Let $D\subset X$ be an effective smooth divisor in a smooth projective variety $X$. Assume that $h^0(X,D)=1$. In particular $D$ spans an extremal ray of the effective cone of $X$.
Now, let $f:X\rightarrow Y$ be a morphism. Assume that $D_Y = f(D)\subset Y$ is a divisor. Could we say that $h^0(Y,D_Y) = 1$ as well?
No. Let $X$ be the blow-up of $\mathbb P^2$ at two points, and let $f : X \to Y$ be the map down to $\mathbb P^2$. Let $D$ be the strict transform on $X$ of the line between the two points you blew up. This is a $(-1)$-curve, hence $h^0(X,D) = 1$. But $D_Y$ is a line in $\mathbb P^2$, which has larger $h^0$.

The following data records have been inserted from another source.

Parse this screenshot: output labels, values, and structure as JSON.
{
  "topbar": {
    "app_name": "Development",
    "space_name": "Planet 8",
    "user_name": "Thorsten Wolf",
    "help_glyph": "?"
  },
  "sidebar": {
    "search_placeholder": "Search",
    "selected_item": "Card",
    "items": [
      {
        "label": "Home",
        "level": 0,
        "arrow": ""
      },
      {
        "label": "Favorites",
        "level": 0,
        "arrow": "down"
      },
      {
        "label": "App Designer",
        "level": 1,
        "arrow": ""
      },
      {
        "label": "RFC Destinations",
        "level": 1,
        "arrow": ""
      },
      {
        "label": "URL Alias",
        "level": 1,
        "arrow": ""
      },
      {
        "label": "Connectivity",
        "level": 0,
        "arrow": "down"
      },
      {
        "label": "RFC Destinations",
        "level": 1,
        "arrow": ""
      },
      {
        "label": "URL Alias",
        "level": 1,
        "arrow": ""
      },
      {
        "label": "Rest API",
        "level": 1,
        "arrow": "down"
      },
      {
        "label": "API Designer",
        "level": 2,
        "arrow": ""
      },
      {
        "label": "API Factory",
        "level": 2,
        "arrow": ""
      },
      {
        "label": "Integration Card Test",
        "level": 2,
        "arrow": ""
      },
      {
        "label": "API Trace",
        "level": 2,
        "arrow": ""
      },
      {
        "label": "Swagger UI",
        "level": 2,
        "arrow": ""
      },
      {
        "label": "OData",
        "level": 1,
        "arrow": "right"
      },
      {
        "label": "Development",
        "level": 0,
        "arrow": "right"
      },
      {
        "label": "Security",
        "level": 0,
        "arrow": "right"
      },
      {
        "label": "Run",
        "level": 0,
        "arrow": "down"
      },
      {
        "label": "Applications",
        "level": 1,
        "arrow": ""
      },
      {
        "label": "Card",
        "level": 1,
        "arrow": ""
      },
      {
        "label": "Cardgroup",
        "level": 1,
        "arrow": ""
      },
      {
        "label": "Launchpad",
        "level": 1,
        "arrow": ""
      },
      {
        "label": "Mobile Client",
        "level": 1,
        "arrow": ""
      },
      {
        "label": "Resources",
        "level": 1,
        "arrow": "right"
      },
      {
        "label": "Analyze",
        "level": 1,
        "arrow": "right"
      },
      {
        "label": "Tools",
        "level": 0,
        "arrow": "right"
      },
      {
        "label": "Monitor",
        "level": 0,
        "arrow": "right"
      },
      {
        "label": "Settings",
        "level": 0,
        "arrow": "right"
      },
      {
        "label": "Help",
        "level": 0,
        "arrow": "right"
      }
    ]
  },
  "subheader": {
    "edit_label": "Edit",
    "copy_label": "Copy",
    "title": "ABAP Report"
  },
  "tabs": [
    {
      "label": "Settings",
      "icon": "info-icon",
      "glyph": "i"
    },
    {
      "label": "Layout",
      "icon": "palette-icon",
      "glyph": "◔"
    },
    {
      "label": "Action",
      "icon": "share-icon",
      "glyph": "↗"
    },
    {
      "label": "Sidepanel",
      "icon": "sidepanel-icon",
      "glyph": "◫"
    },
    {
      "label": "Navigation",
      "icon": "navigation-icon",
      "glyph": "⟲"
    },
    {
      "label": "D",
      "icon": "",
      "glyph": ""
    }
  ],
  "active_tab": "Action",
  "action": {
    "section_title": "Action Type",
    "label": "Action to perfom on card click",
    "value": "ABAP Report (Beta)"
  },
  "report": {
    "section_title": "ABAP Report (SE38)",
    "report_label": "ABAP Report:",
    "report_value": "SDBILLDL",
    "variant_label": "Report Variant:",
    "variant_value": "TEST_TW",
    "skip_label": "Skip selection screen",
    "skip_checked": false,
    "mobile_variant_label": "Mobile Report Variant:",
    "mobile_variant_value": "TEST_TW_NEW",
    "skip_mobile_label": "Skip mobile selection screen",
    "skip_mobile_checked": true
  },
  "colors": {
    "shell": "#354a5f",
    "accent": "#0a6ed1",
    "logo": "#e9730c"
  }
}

In fact, the answer is maximally negative, in the sense that given any divisor $D_Y \subset Y$, you can find a birational morphism $f : X \to Y$ such that the strict transform of $D_Y$ on $X$ has $h^0(X,D) = 1$. (Just blow up lots of points on $D_Y$.)
I might add $h^0(X,D)=1$ does not imply $D$ is extremal; you need to assume that $h^0(X,nD) = 1$ for all $n$. But this is a somewhat orthogonal question; it's not the issue in the example. (Added later: even $h^0(X,nD)=1$ doesn't mean it's extremal, but it at least tells you it's on the boundary.)